En l’espèce, une Société civile immobilière était constituée entre trois associés et l’un des associés a saisi le Tribunal aux fins de dissolution judiciaire de la Société.

Dans une décision du 29 novembre 2011, la Cour d’Appel d’Aix-en-Provence avait fait droit à cette demande aux motifs qu’il existait une très grave mésentente entre les associés et que le gérant, également associé avait adopté un comportement fautif.

Dans son arrêt du 19 mars 2013 , la Cour de cassation a infirmé cette décision d’appel en jugeant que cette dernière n’avait pas caractérisé des circonstances de nature à entrainer la paralysie du fonctionnement de la Société et par conséquent le prononcé de la dissolution du jugement.

Cet arrêt est dans la lignée d’une jurisprudence très établie.

Dans un arrêt du 21 juin 2011, la chambre commerciale de la Cour de cassation a ainsi jugé que « la mésentente entre associés n’est une cause de dissolution de la société que dans la mesure où elle a pour effet d’en paralyser le fonctionnement ; qu’en l’espèce, pour prononcer la dissolution, la cour d’appel n’a relevé que des motifs impropres à caractériser la paralysie du fonctionnement de la société, que ce soit les désaccords entre associés au sujet des charges à payer, de la présentation de la clientèle ou du comportement d’une salariée, l’existence de procédures judiciaires en cours et le fait que Mme Z. ne se soit pas présentée à deux assemblées générales dont elle contestait la régularité ; qu’en statuant ainsi, elle a violé les dispositions de l’article 1844-7 5° du code civil. »

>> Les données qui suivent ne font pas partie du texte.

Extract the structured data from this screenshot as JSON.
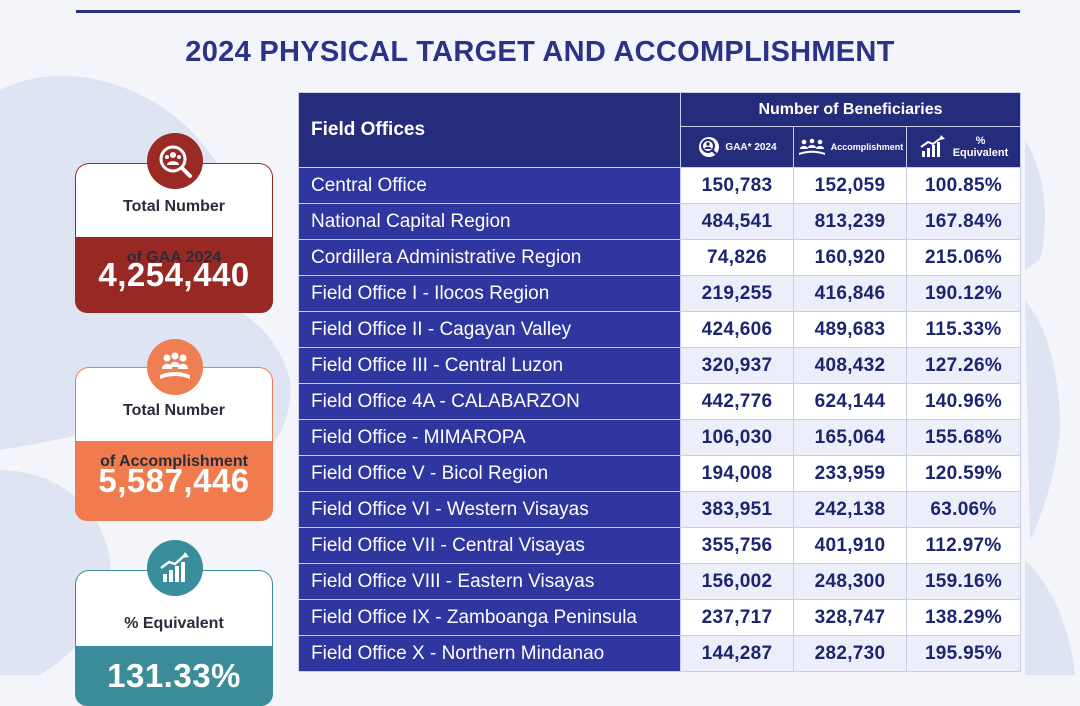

De même, dans un arrêt du 23 mars 2010, la chambre commerciale de la Cour de cassation avait jugé selon ce même principe intraitable.

Dans cet arrêt, la Cour de cassation avait relevé les faits de l’espèce : »la société est en sommeil au moins depuis l’année 2000, que sa gérante qui connaît des problèmes de santé ne l’administre plus et qu’aucune assemblée générale n’a été convoquée depuis lors pour statuer sur les comptes sociaux, que le 2 décembre 1998, sa cessation d’activité a été mentionnée d’office au registre du commerce et des sociétés aboutissant le 15 septembre 1999 à sa radiation d’office, faute de régularisation de la situation ; qu’il retient encore qu’un immeuble social est dégradé et que la société X n’a pas donné suite à une proposition faite par M. Y., ès qualités, de lui céder les parts sociales détenues par la société X de sorte que rien ne vient donner crédit aux projets de la société X de  » réactiver  » la société ; qu’il en déduit que la déréliction de l’activité sociale de la société est confirmée et que, réunie à la liquidation judiciaire de son principal porteur de parts, elle constitue un juste motif de dissolution au sens de l’article 1844-7 5° du code civil. »

Elle a analysé cette situation en jugeant « qu’en se déterminant par de tels motifs impropres à établir l’impossibilité pour la société de fonctionner normalement, la cour d’appel a privé sa décision de base légale. »

Il en est ainsi même en cas de mésentente grave ne permettant pas, comme en l’espèce, de poursuivre l’activité de la Société.

En effet, une telle impossibilité ne signifie pas que le fonctionnement de la société soit entravé.

En conclusion, rappelons que les risques que la mésentente grave entre associés peut faire courir à la société peut en revanche justifier la nomination d’un administrateur provisoire.